Those with an interest in Hooker should check out this new review at the University Bookman by W. Bradford Littlejohn of a new edition of Of the Laws of Ecclesiastical Polity (in 3 volumes!), edited by Arthur Stephen McGrade. From Littlejohn’s review:

Here Hooker undertakes a systematic defense of the established polity of the English church against its puritan-presbyterian critics, laying broad and deep foundations in philosophy, theology, and political theory before meeting head-on the leading principles of the puritan platform and then refuting, point-by-point, their objections against each aspect of the English church’s worship and organization.

The Preface, in addition to expressing the purpose for the work, provides a keen analysis of the social circumstances that called it forth. Book I provides a theological and philosophical account of the different forms of law that govern human affairs. Book II critically examines the biblicist foundation of puritan epistemology, Book III the puritan assumption of a divine-law constitution for the church, and Book IV their first principle of liturgics: to depart as far as possible from Roman Catholicism. With these foundations laid, Hooker uses Book V to defend the disputed parts of the Book of Common Prayer, Book VI (unfinished) to critique the presbyterian doctrine of lay-elders, Book VII to defend episcopal jurisdiction, and the unfinished Book VIII to defend (and just as importantly, to define and delimit) the royal supremacy in the English church.

Until My Dying Day, Sir

John McGinnis passes along this delightful old recording of an 18th Century ballad about a pliable priest, The Vicar of Bray. Some of you, particularly readers in the UK, may already know the song. It concerns an Anglican clergyman who manages to survive the shifting religious commitments of the Stuart and Hanoverian dynasties by remaining loyal to one, overarching principle: keeping his job.

Under James II, for example, the vicar is a committed Catholic:

When royal James possessed the Crown, and popery came in fashion,
The penal laws I hooted down, and read the Declaration.
The Church of Rome, I found, did fit full well my constitution
And I had been a Jesuit, but for the Revolution.

He switches allegiance after the Glorious Revolution, though, to become a Protestant; then an arch, High Church Tory under Queen Anne; then he switches again under George I:

When George in pudding time came o’er, and moderate men looked big, sir 
My principles I changed once more, and I became a Whig, sir
And thus preferment I procured from our new Faith’s Defender,
And almost every day abjured the Pope and the Pretender.

 And there he plans to stay—for now:

The illustrious House of Hanover and Protestant succession
To these I do allegiance swear – while they can hold possession.
For in my faith and loyalty I never more will falter,
And George my lawful king shall be – until the times do alter.

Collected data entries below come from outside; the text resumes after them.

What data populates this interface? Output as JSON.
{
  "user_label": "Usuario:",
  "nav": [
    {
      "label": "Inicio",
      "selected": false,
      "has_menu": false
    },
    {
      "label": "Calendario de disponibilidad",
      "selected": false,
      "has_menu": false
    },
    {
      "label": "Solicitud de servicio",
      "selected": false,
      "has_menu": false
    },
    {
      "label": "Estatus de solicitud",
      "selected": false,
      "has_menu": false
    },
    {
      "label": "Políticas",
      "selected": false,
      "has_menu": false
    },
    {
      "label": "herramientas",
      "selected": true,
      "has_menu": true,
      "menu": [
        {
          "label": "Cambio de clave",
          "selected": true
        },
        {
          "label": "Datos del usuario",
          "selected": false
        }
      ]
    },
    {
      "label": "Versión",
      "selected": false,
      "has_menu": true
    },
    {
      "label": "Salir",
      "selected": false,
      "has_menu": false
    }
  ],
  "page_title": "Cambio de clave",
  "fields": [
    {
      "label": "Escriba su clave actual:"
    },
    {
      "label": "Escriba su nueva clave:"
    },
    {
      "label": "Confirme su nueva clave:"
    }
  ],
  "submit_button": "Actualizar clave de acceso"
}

 No matter what, the refrain declares,

And this is law, that I’ll maintain,
Until my dying day, Sir,
That whatsoever king may reign,
Still I’ll be the Vicar of Bray, Sir.

The vicar of the song was apparently a real person. In a lovely essay, A Good Word for the Vicar of Bray, George Orwell wrote of seeing a yew tree he had planted in a Berkshire churchyard–more of this in a bit. Down the centuries, the vicar has been a byword for opportunism and lack of scruple, especially religious scruple. Perhaps the American Framers knew his song, which illustrates well the corruption of established churches. Not that lack of scruple is unique to clergy in established churches. I’ve heard that even professors can act like careerists on occasion.

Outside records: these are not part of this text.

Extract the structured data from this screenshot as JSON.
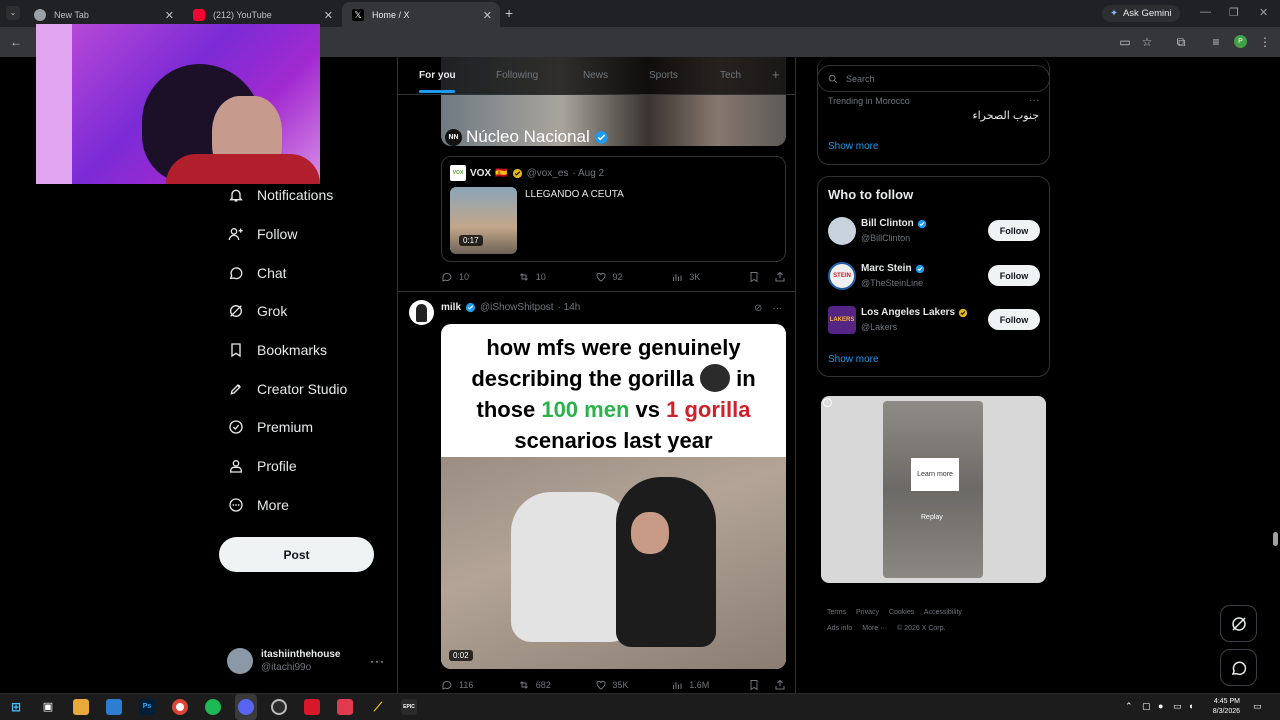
{
  "browser": {
    "tabs": [
      {
        "title": "New Tab"
      },
      {
        "title": "(212) YouTube"
      },
      {
        "title": "Home / X"
      }
    ],
    "new_tab_icon": "plus-icon",
    "ask_gemini": "Ask Gemini",
    "profile_initial": "P"
  },
  "nav": {
    "items": [
      {
        "label": "Notifications",
        "icon": "bell-icon"
      },
      {
        "label": "Follow",
        "icon": "person-plus-icon"
      },
      {
        "label": "Chat",
        "icon": "chat-icon"
      },
      {
        "label": "Grok",
        "icon": "grok-icon"
      },
      {
        "label": "Bookmarks",
        "icon": "bookmark-icon"
      },
      {
        "label": "Creator Studio",
        "icon": "rocket-icon"
      },
      {
        "label": "Premium",
        "icon": "verified-icon"
      },
      {
        "label": "Profile",
        "icon": "person-icon"
      },
      {
        "label": "More",
        "icon": "more-circle-icon"
      }
    ],
    "post_label": "Post",
    "account": {
      "name": "itashiinthehouse",
      "handle": "@itachi99o"
    }
  },
  "feed": {
    "tabs": [
      "For you",
      "Following",
      "News",
      "Sports",
      "Tech"
    ],
    "post1": {
      "media_caption": "Núcleo Nacional",
      "quote": {
        "author": "VOX",
        "flag": "🇪🇸",
        "handle": "@vox_es",
        "date": "· Aug 2",
        "text": "LLEGANDO A CEUTA",
        "duration": "0:17"
      },
      "stats": {
        "replies": "10",
        "reposts": "10",
        "likes": "92",
        "views": "3K"
      }
    },
    "post2": {
      "author": "milk",
      "handle": "@iShowShitpost",
      "time": "· 14h",
      "meme_line1": "how mfs were genuinely",
      "meme_line2a": "describing the gorilla",
      "meme_line2b": "in",
      "meme_line3a": "those",
      "meme_line3b": "100 men",
      "meme_line3c": "vs",
      "meme_line3d": "1 gorilla",
      "meme_line4": "scenarios last year",
      "duration": "0:02",
      "stats": {
        "replies": "116",
        "reposts": "682",
        "likes": "35K",
        "views": "1.6M"
      }
    }
  },
  "sidebar": {
    "search_placeholder": "Search",
    "trend": {
      "meta": "Trending in Morocco",
      "name": "جنوب الصحراء"
    },
    "show_more": "Show more",
    "who_to_follow": {
      "title": "Who to follow",
      "people": [
        {
          "name": "Bill Clinton",
          "handle": "@BillClinton",
          "verified": "blue",
          "avatar_color": "#c9d3de"
        },
        {
          "name": "Marc Stein",
          "handle": "@TheSteinLine",
          "verified": "blue",
          "avatar_color": "#f0f0f0"
        },
        {
          "name": "Los Angeles Lakers",
          "handle": "@Lakers",
          "verified": "gold",
          "avatar_color": "#552583"
        }
      ],
      "follow_label": "Follow",
      "show_more": "Show more"
    },
    "ad": {
      "learn_more": "Learn more",
      "replay": "Replay"
    },
    "footer": {
      "links": [
        "Terms",
        "Privacy",
        "Cookies",
        "Accessibility",
        "Ads info",
        "More ···"
      ],
      "copyright": "© 2026 X Corp."
    }
  },
  "taskbar": {
    "time": "4:45 PM",
    "date": "8/3/2026",
    "apps": [
      "Ps",
      "EPIC"
    ]
  },
  "colors": {
    "accent": "#1d9bf0",
    "background": "#000000",
    "verified_gold": "#e2b719"
  }
}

Now that time has passed, I wonder if we shouldn’t lighten up on the vicar. Aren’t his tergiversations somewhat forgivable? Sure, you can see him as a hypocrite. But on another view, he’s a charming rogue, a man who uses his wits to navigate what he recognizes to be silly, but quite dangerous, quarrels. After all, who today takes seriously the controversies of the Stuarts? Only historians still get most of the song’s references. Wasn’t the vicar wise to avoid strong positions on matters that ultimately counted for little? One might even see him as an ecumenist, someone willing to compromise on doubtful points to maintain harmony in the church.

It’s a stretch to see the vicar as a sympathetic figure, I know. But, as Orwell pointed out, the vicar did inspire a comic song that still entertains after centuries, and he did plant that tree in the Berkshire churchyard, which gave rest to generations of tired souls. Surely those things count for something. Indeed, Orwell reflected,

It might not be a bad idea, every time you commit an antisocial act, to make a note of it in your diary, and then, at the appropriate season, push an acorn into the ground. And, if even one in twenty of them came to maturity, you might do quite a lot of harm in your lifetime, and still, like the Vicar of Bray, end up as a public benefactor after all.

It’s winter here in New York just now. Come spring, I’m going to start planting trees.

Religious Division and Identity – Richard III and the Rest of Us – Part III

In Part I of this case study of sorts, I wrote a bit about the theological complexity of debates over religious identity, as illustrated by the (very) minor fracas over whether it be somehow wrong to reinter the bones of Richard III in an Anglican rather than a Catholic ceremony.  In Part II, I asked how historians might look at the question of whether Richard was a “Catholic” in our sense of the word, or even whether they would reject the question as too vague or even meaningless.

I’ve suggested that theologians and historians will look at these sorts of problems through different lenses.  But do they also have something to say to each other?  This is a much larger question than I can try to tackle in a blog.  But I’ve been thinking a good deal about the problem of religion and history in my study of the jurisprudence of Jewish law (which I hope to discuss later this month), so let me at least throw out one tiny observation here, focusing again on Richard III.

First a distinction — between history and historical consciousness.  Historical consciousness is the distinctly modern conviction that history is not just a chronicle of events.  The past is actually a very different place than the present, and those differences are deeply bound up in specific context and assumptions and world views.  History is important to intelligent thinking about current religious belief and practice, but historical consciousness necessarily frustrates any effort to easy easy, straightforward, conclusions from that history.

So back to Richard III.  Assume for a moment that the authorities did decide to hand the King over for a Catholic funeral service.  Some Catholics of a “traditionalist” bent — the supporters of the traditional Latin Mass (one version of which Pope Benedict XVI dubbed the Extraordinary Form of the Roman Rite) — have argued that it’s not good enough for Richard III to be given a Catholic service.  As a pre-Vatican II Catholic (by many centuries), he should merit a traditional Latin requiem mass.  And, as an anointed King, he really deserves the special traditional service for the burial of a King.  That is, after all, what he would expect and want if he had a say in the matter.